Executive producer Chris Montan (of Walt Disney) and executive producers Neil Meron and Craig Zadan (of Storyline Entertainment) are re-teaming following their 1997 success with the ABC "Wonderful World of Disney" broadcast of Rodgers and Hammerstein's "Cinderella."

Zadan told Playbill On-Line Feb. 9 that in the new $10 million TV movie -- expected to be shot in June 1999 in Los Angeles and aired November 1999 -- "Tomorrow" (sung over the title credits in the 1982 John Huston directed film) will indeed be a major part of the plot again.

The show's cheerful anthem in Act One (reprised in Act Two) became an instant hit in 1977 and shot actress Andrea McArdle to national fame.

The Broadway song, "NYC," not in the film, will also be part of the new TV movie, Zadan said. That number, a tour of 1930s New York City that helped bond Daddy Warbucks and Annie, was replaced in the 1982 film by "Let's Go to the Movies," a new number by composer Charles Strouse and lyricist Martin Charnin. The film also included new tunes "Sign," "We Got Annie" and "Dumb Dog" and didn't use Broadway's "Annie," "New Deal for Christmas," "Something Was Missing," "We'd Like to Thank You" and "You Won't Be an Orphan For Long."

The new Annie teleplay is by Irene Mecchi, one of the contributing screenwriters of Disney's animated "The Lion King," "Hercules" and "The Hunchback of Notre Dame."

No cast has been announced, but Zadan expects it to be "all-star" except for the title role of the orphan (and her pals from the orphanage). The actress to play Little Orphan Annie, the red-haired moppet from the famous newspaper comic strips, will be found in the casting search.

Previous Annies Andrea McArdle (of the original Broadway show) and Aileen Quinn (of the film) are still working on stage: McArdle starred in State Fair on Broadway and will step into the role of Disney's Beauty and the Beast on Broadway, and Quinn was seen in national tours of Fiddler on the Roof and the Cathy Rigby version of Peter Pan.

Why re-do Annie after Hollywood created a picture already?

"The movie was a huge disappointment, even to the writers," Zadan said. "I felt the same way about the film version of Gypsy with Rosalind Russell." Zadan is one of the producers responsible for reinvigorating interest in the TV musical form with his TV movie of Gypsy starring Bette Midler in 1993.

"We're not contemporizing Annie,'' Zadan cautioned, adding that Annie will still be a fiercely optimistic red-headed orphan in Depression- era Manhattan.

Mecchi and Marshall (Broadway's Cabaret and Little Me) will work closely with the producers and songwriters, and Strouse and Charnin may write a few new numbers, Zadan said.
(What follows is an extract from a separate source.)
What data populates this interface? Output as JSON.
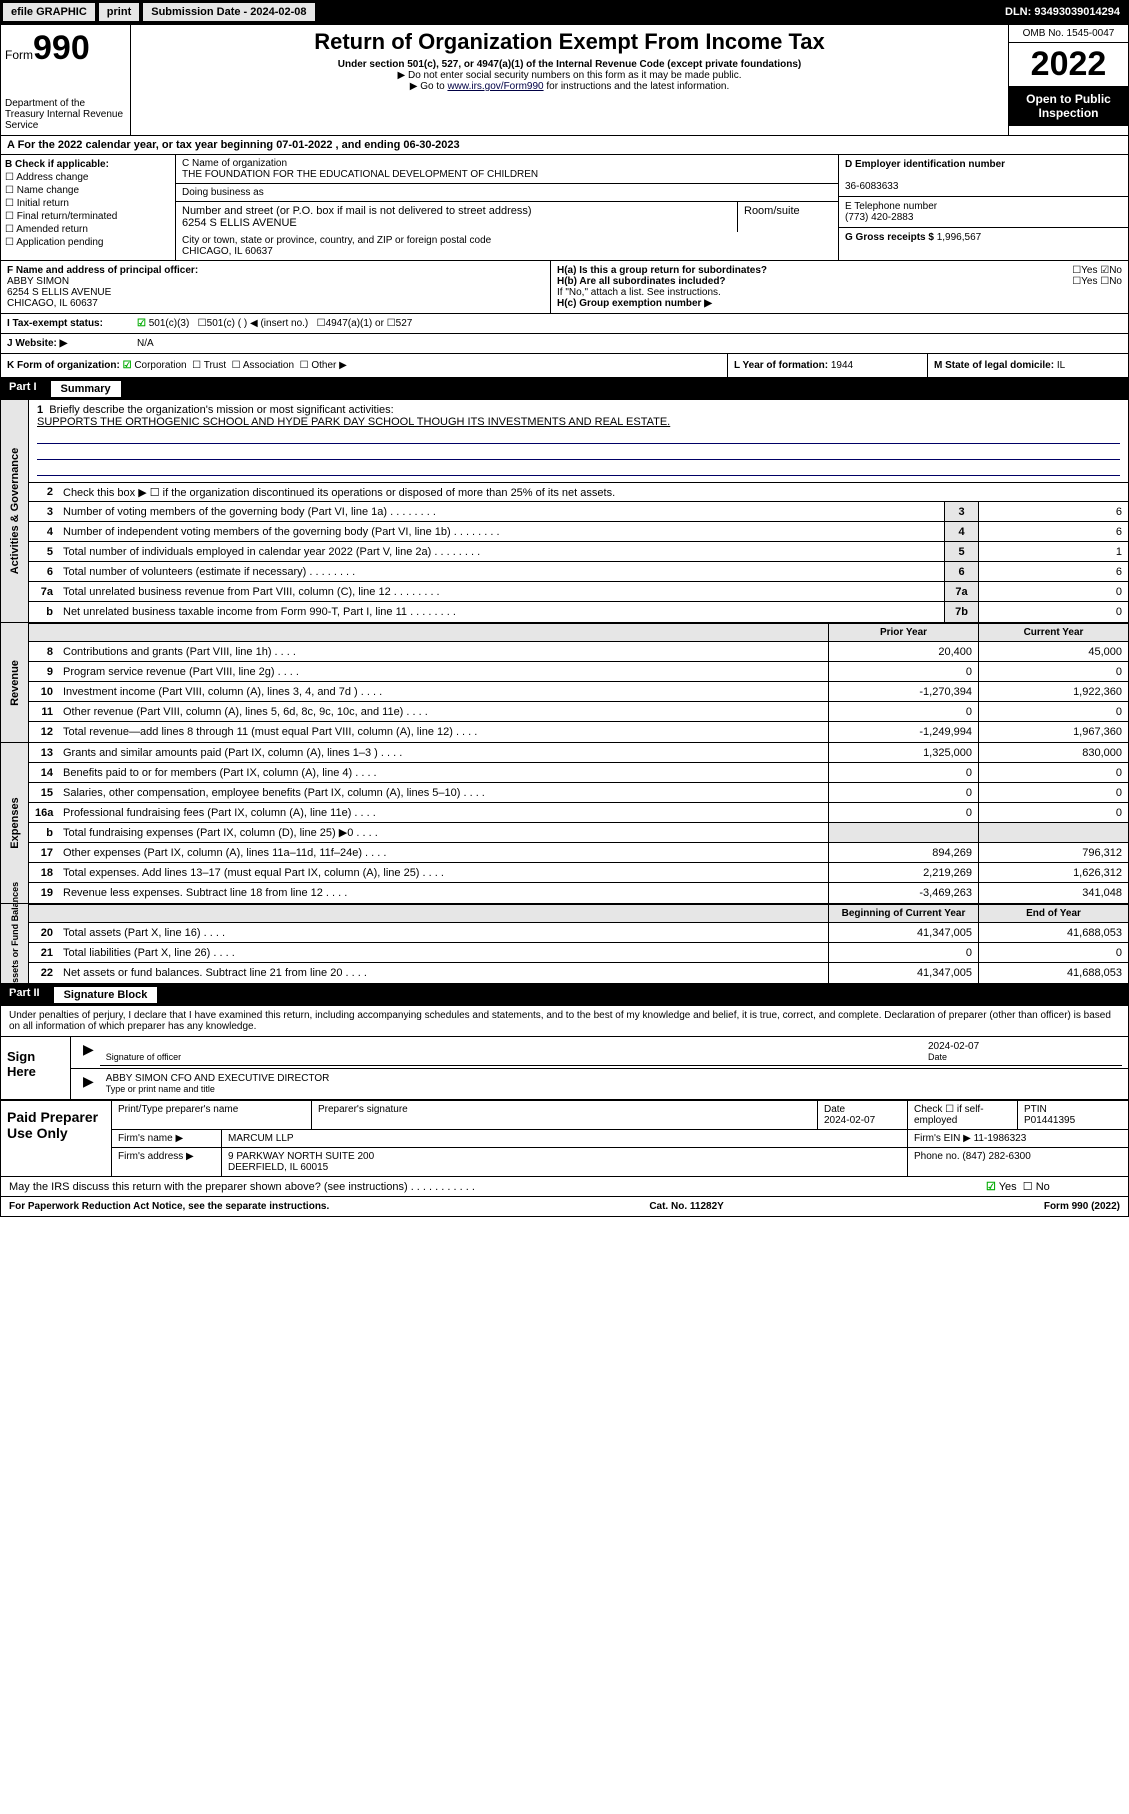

When writing a TV movie, the script is cut into seven acts -- to accommodate commercial breaks -- rather than two, said Zadan.

"Most if not all of the original (Broadway) score" will be used, the producer added.
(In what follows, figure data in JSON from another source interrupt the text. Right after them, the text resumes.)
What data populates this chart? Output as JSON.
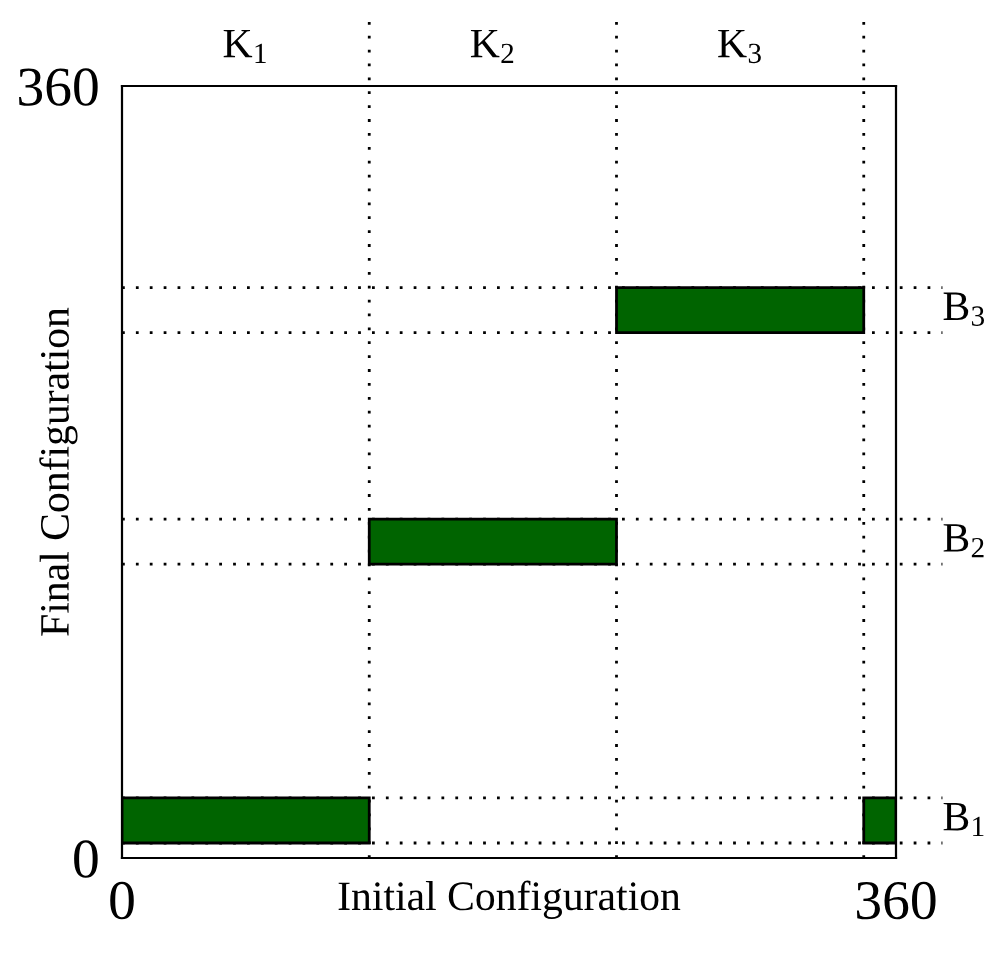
{
  "chart_data": {
    "type": "bar",
    "orientation": "horizontal",
    "xlabel": "Initial Configuration",
    "ylabel": "Final Configuration",
    "series": [
      {
        "color": "#006400",
        "x": [
          17.5,
          147.5,
          255.5
        ],
        "base": [
          0,
          115,
          230
        ],
        "values": [
          115,
          115,
          115
        ]
      },
      {
        "color": "#006400",
        "x": [
          17.5
        ],
        "base": [
          345
        ],
        "values": [
          15
        ]
      }
    ],
    "xlim": [
      0,
      360
    ],
    "ylim": [
      0,
      360
    ],
    "xticks": [
      0,
      360
    ],
    "yticks": [
      0,
      360
    ],
    "ref_lines": [
      {
        "axis": "x",
        "value": 115,
        "line_style": "dotted"
      },
      {
        "axis": "x",
        "value": 230,
        "line_style": "dotted"
      },
      {
        "axis": "x",
        "value": 345,
        "line_style": "dotted"
      },
      {
        "axis": "y",
        "value": 7,
        "line_style": "dotted"
      },
      {
        "axis": "y",
        "value": 28,
        "line_style": "dotted"
      },
      {
        "axis": "y",
        "value": 137,
        "line_style": "dotted"
      },
      {
        "axis": "y",
        "value": 158,
        "line_style": "dotted"
      },
      {
        "axis": "y",
        "value": 245,
        "line_style": "dotted"
      },
      {
        "axis": "y",
        "value": 266,
        "line_style": "dotted"
      }
    ],
    "annotations": [
      "K$_{1}$",
      "K$_{2}$",
      "K$_{3}$",
      "B$_{1}$",
      "B$_{2}$",
      "B$_{3}$"
    ],
    "grid": false,
    "legend": false
  }
}
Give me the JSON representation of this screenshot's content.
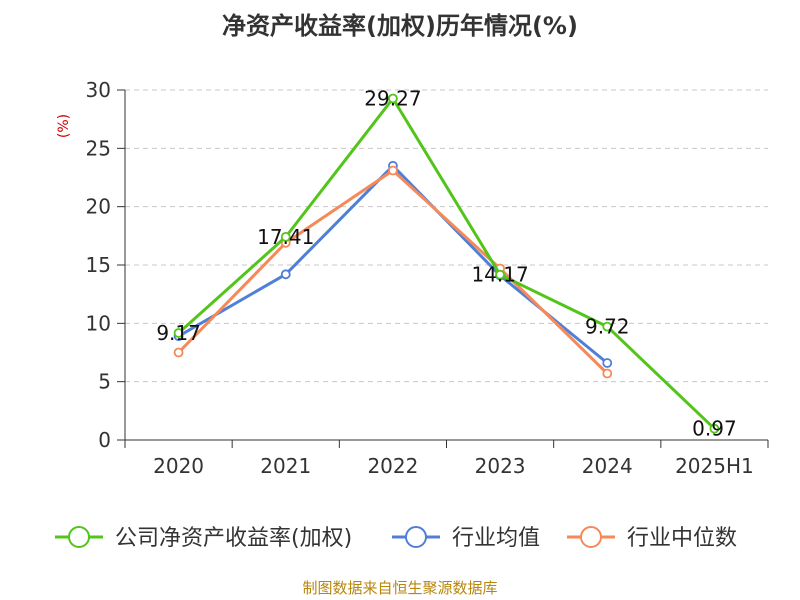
{
  "chart_data": {
    "type": "line",
    "title": "净资产收益率(加权)历年情况(%)",
    "xlabel": "",
    "ylabel": "(%)",
    "categories": [
      "2020",
      "2021",
      "2022",
      "2023",
      "2024",
      "2025H1"
    ],
    "ylim": [
      0,
      30
    ],
    "yticks": [
      0,
      5,
      10,
      15,
      20,
      25,
      30
    ],
    "grid": true,
    "legend_position": "bottom",
    "series": [
      {
        "name": "公司净资产收益率(加权)",
        "color": "#52c41a",
        "values": [
          9.17,
          17.41,
          29.27,
          14.17,
          9.72,
          0.97
        ],
        "show_labels": true
      },
      {
        "name": "行业均值",
        "color": "#4f7fd6",
        "values": [
          8.9,
          14.2,
          23.5,
          14.1,
          6.6,
          null
        ],
        "show_labels": false
      },
      {
        "name": "行业中位数",
        "color": "#f5895a",
        "values": [
          7.5,
          16.9,
          23.1,
          14.7,
          5.7,
          null
        ],
        "show_labels": false
      }
    ],
    "data_labels": [
      "9.17",
      "17.41",
      "29.27",
      "14.17",
      "9.72",
      "0.97"
    ]
  },
  "source": "制图数据来自恒生聚源数据库"
}
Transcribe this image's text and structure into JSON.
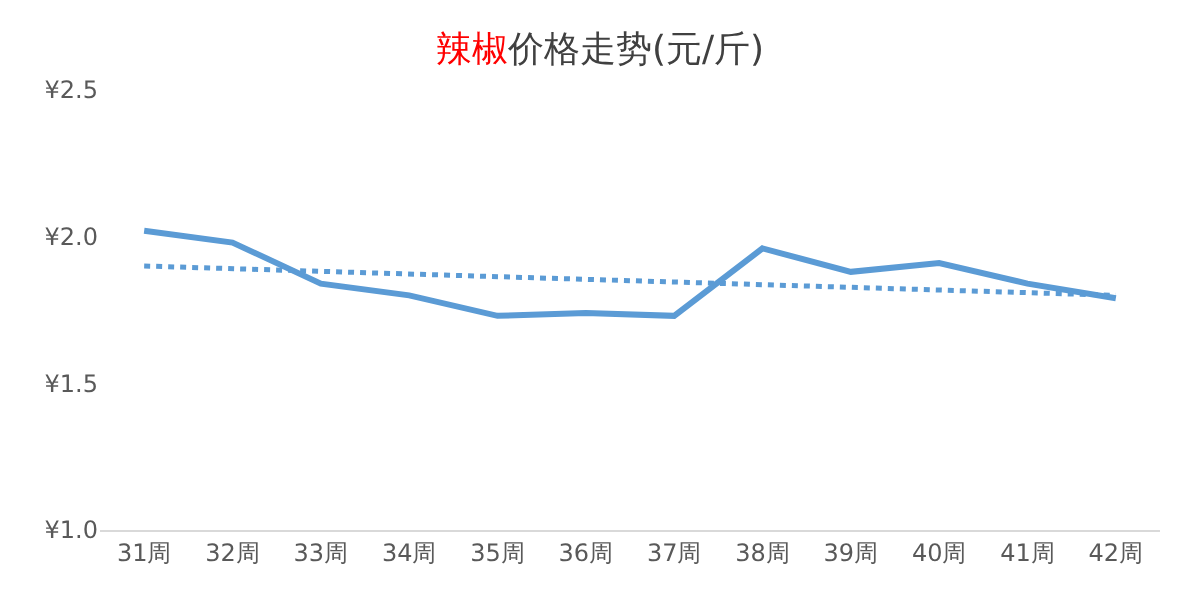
{
  "chart_data": {
    "type": "line",
    "title": "辣椒价格走势(元/斤)",
    "categories": [
      "31周",
      "32周",
      "33周",
      "34周",
      "35周",
      "36周",
      "37周",
      "38周",
      "39周",
      "40周",
      "41周",
      "42周"
    ],
    "series": [
      {
        "color": "#5b9bd5",
        "values": [
          2.02,
          1.98,
          1.84,
          1.8,
          1.73,
          1.74,
          1.73,
          1.96,
          1.88,
          1.91,
          1.84,
          1.79
        ],
        "line_style": "solid"
      },
      {
        "type": "line",
        "color": "#5b9bd5",
        "x": [
          "31周",
          "42周"
        ],
        "values": [
          1.9,
          1.8
        ],
        "line_style": "dotted"
      }
    ],
    "ylim": [
      1.0,
      2.5
    ],
    "yticks": [
      {
        "value": 1.0,
        "label": "¥1.0"
      },
      {
        "value": 1.5,
        "label": "¥1.5"
      },
      {
        "value": 2.0,
        "label": "¥2.0"
      },
      {
        "value": 2.5,
        "label": "¥2.5"
      }
    ],
    "marker": "none"
  }
}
Annie won Tony Awards for Actress (Dorothy Loudon, beating McArdle), Book, Choreographer, Scenic Designer, Costume Designer, Musical and Score in 1977 and became a worldwide smash.

A 20th anniversary production, less lavish than the original, opened on Broadway in March 1997 starring Nell Carter as Annie's nemesis, Miss Hannigan, the orphanage matron. A new song was written for Carter. A national tour continues into 1999 starring Sally Struthers.

"Annie," the TV movie musical, is expected to air November 1999 on "The Wonderful World of Disney" in the same 7-9 PM Sunday period that was golden for "Cinderella" (in 1997).

And the future of the TV movie musical?

"What I would like to do is a number of these classics, and then after we've got (the audience), really take the next step and start commissioning original musicals. The way to do it is to first get an audience, get the audience used to tuning in each year."

Musical theatre buffs treasure Zadan's authorized show-by-show document of the works of Stephen Sondheim, "Sondheim & Co.," which, Zadan said, will have a new edition in the future.